9. Next argument advanced by the learned Counsel for the appellant was that the Department was not justified in invoking the extended period of 5 years. In support of this contention, it was argued that the manufacturer was regularly filing price lists alongwith the contract and so the excise department was aware of the entire transactions with BHEL. In support of this, it was contended that price-lists in part 2 was filed on 24-10-1991. Alongwith that price-list, it is contended, purchase order was also submitted to the departmental authorities. This statement made by learned Counsel is factually incorrect. Covering letter which accompanied the price-lists in Part II belies this contention. Even if it is taken as filed no purchase order accompanied it. Covering letter dated 24-10-1991 simply stated therein that Price-lists in Part-II is filed. It was not stated therein that the purchase order concluded between the parties was also filed before the authorities. These price-lists, even according to the ld. Counsel, had not been approved by the department by any order. Nor has he got a case that the appellant pursued the matter with the authorities to get the price-lists approved. Falsity of this contention is further brought out from the letter dated 9-2-93 sent by the assessee. That letter was written by the appellant to the Superintendent of Bhopal on 4-2-93. It was candidly admitted therein that no price list was ever filed by them after 29th May, 1989. In view of this categorical admission made by the appellant the contention that price-lists was filed on 24-10-91 alongwith the purchase order cannot be accepted. At no point of time Departmental authorities were made known of the actual terms of the contract under which calcium carbide was sold to BHEL. The self-serving endorsement made by the manufacturer in the invoice could not annul the terms of the contracts. On this factual situation it is crystal clear that there was no arrangement between the parties for the return of the steel drums, in which calcium carbide were packed.
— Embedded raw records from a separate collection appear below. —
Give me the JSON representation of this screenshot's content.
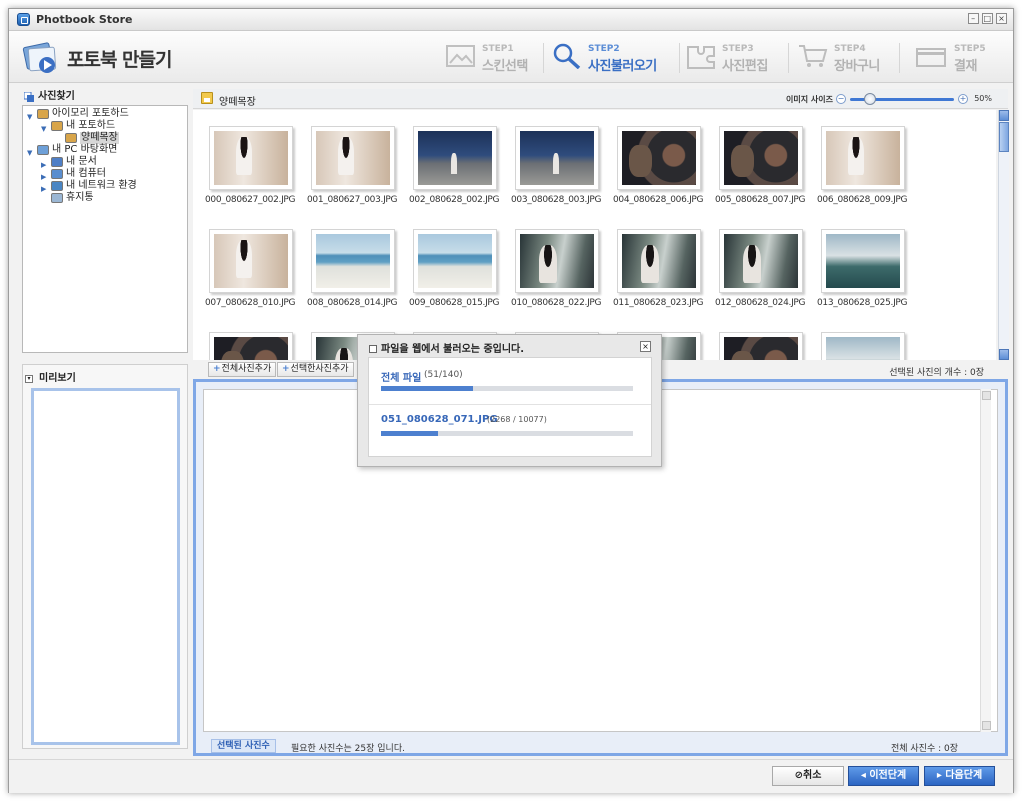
{
  "window": {
    "title": "Photbook Store",
    "controls": [
      "–",
      "□",
      "×"
    ]
  },
  "header": {
    "title": "포토북 만들기"
  },
  "steps": [
    {
      "num": "STEP1",
      "label": "스킨선택",
      "active": false,
      "icon": "frame-icon"
    },
    {
      "num": "STEP2",
      "label": "사진불러오기",
      "active": true,
      "icon": "magnifier-icon"
    },
    {
      "num": "STEP3",
      "label": "사진편집",
      "active": false,
      "icon": "puzzle-icon"
    },
    {
      "num": "STEP4",
      "label": "장바구니",
      "active": false,
      "icon": "cart-icon"
    },
    {
      "num": "STEP5",
      "label": "결재",
      "active": false,
      "icon": "card-icon"
    }
  ],
  "sidebar": {
    "title": "사진찾기",
    "tree": [
      {
        "label": "아이모리 포토하드",
        "expanded": true,
        "icon": "photo-drive-icon"
      },
      {
        "label": "내 포토하드",
        "expanded": true,
        "icon": "photo-drive-icon"
      },
      {
        "label": "양떼목장",
        "selected": true,
        "icon": "photo-folder-icon"
      },
      {
        "label": "내 PC 바탕화면",
        "expanded": true,
        "icon": "desktop-icon"
      },
      {
        "label": "내 문서",
        "expanded": false,
        "icon": "documents-icon"
      },
      {
        "label": "내 컴퓨터",
        "expanded": false,
        "icon": "computer-icon"
      },
      {
        "label": "내 네트워크 환경",
        "expanded": false,
        "icon": "network-icon"
      },
      {
        "label": "휴지통",
        "icon": "trash-icon"
      }
    ]
  },
  "preview": {
    "title": "미리보기"
  },
  "browser": {
    "path": "양떼목장",
    "size_label": "이미지 사이즈",
    "size_percent": "50%",
    "size_value": 50,
    "photos": [
      {
        "name": "000_080627_002.JPG",
        "kind": "room"
      },
      {
        "name": "001_080627_003.JPG",
        "kind": "room"
      },
      {
        "name": "002_080628_002.JPG",
        "kind": "night"
      },
      {
        "name": "003_080628_003.JPG",
        "kind": "night"
      },
      {
        "name": "004_080628_006.JPG",
        "kind": "dark"
      },
      {
        "name": "005_080628_007.JPG",
        "kind": "dark"
      },
      {
        "name": "006_080628_009.JPG",
        "kind": "room"
      },
      {
        "name": "007_080628_010.JPG",
        "kind": "room"
      },
      {
        "name": "008_080628_014.JPG",
        "kind": "beach"
      },
      {
        "name": "009_080628_015.JPG",
        "kind": "beach"
      },
      {
        "name": "010_080628_022.JPG",
        "kind": "train"
      },
      {
        "name": "011_080628_023.JPG",
        "kind": "train"
      },
      {
        "name": "012_080628_024.JPG",
        "kind": "train"
      },
      {
        "name": "013_080628_025.JPG",
        "kind": "seat"
      },
      {
        "name": "",
        "kind": "dark"
      },
      {
        "name": "",
        "kind": "train"
      },
      {
        "name": "",
        "kind": "dark"
      },
      {
        "name": "",
        "kind": "train"
      },
      {
        "name": "",
        "kind": "train"
      },
      {
        "name": "",
        "kind": "dark"
      },
      {
        "name": "",
        "kind": "seat"
      }
    ]
  },
  "actions": {
    "add_all": "전체사진추가",
    "add_selected": "선택한사진추가",
    "selected_count": "선택된 사진의 개수 : 0장"
  },
  "tray": {
    "badge": "선택된 사진수",
    "need_text": "필요한 사진수는 25장 입니다.",
    "total_text": "전체 사진수 : 0장"
  },
  "footer": {
    "cancel": "⊘취소",
    "prev": "◂ 이전단계",
    "next": "▸ 다음단계"
  },
  "dialog": {
    "title": "파일을 웹에서 불러오는 중입니다.",
    "all_label": "전체 파일",
    "all_count": "(51/140)",
    "all_done": 51,
    "all_total": 140,
    "file_label": "051_080628_071.JPG",
    "file_count": "(2268 / 10077)",
    "file_done": 2268,
    "file_total": 10077
  },
  "colors": {
    "accent": "#3a6fc4",
    "tray_border": "#7fa7e6"
  }
}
10. The manufacturer was wilfully and intentionally suppressing the terms of the contract from the Departmental authorities with a view to evade payment of duty.
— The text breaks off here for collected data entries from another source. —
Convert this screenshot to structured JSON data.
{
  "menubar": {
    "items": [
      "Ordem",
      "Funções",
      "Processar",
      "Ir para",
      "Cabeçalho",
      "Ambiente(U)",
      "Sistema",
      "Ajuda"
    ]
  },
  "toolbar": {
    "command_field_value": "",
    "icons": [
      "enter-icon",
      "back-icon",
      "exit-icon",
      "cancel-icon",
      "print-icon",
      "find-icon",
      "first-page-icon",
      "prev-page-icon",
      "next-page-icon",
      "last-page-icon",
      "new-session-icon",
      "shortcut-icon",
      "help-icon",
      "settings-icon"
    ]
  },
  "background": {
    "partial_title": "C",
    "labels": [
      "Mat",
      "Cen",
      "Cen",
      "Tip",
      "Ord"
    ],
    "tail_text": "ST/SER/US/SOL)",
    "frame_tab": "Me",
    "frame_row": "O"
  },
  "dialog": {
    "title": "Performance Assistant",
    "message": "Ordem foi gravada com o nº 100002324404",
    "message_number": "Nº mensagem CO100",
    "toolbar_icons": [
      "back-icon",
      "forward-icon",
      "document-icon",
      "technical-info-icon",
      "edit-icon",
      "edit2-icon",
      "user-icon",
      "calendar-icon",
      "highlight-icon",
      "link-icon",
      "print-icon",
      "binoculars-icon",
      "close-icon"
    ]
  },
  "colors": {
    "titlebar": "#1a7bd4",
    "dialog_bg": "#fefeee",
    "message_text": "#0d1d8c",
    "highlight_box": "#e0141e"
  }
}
11. Last argument advanced by the ld. Counsel was that, had the manufacturer paid duty on the value of steel drums, BHEL would have taken Modvat credit and thereby Department would not have gained anything., Since, it would have resulted in Revenue neutrality, it was contended, assessee V should not have been attributed with the intention to evade payment of duty and consequently the department could not have invoked the extended period! of limitation. This argument cannot be accepted in view of the decision of the Larger Bench of this Tribunal in J. Yuhshin Ltd. v. CCE, New Delhi [2000 (39) RLT 501]. The argument on this count is also rejected.

12. In view of what has been stated above we find no merit in this appeal. It is accordingly dismissed.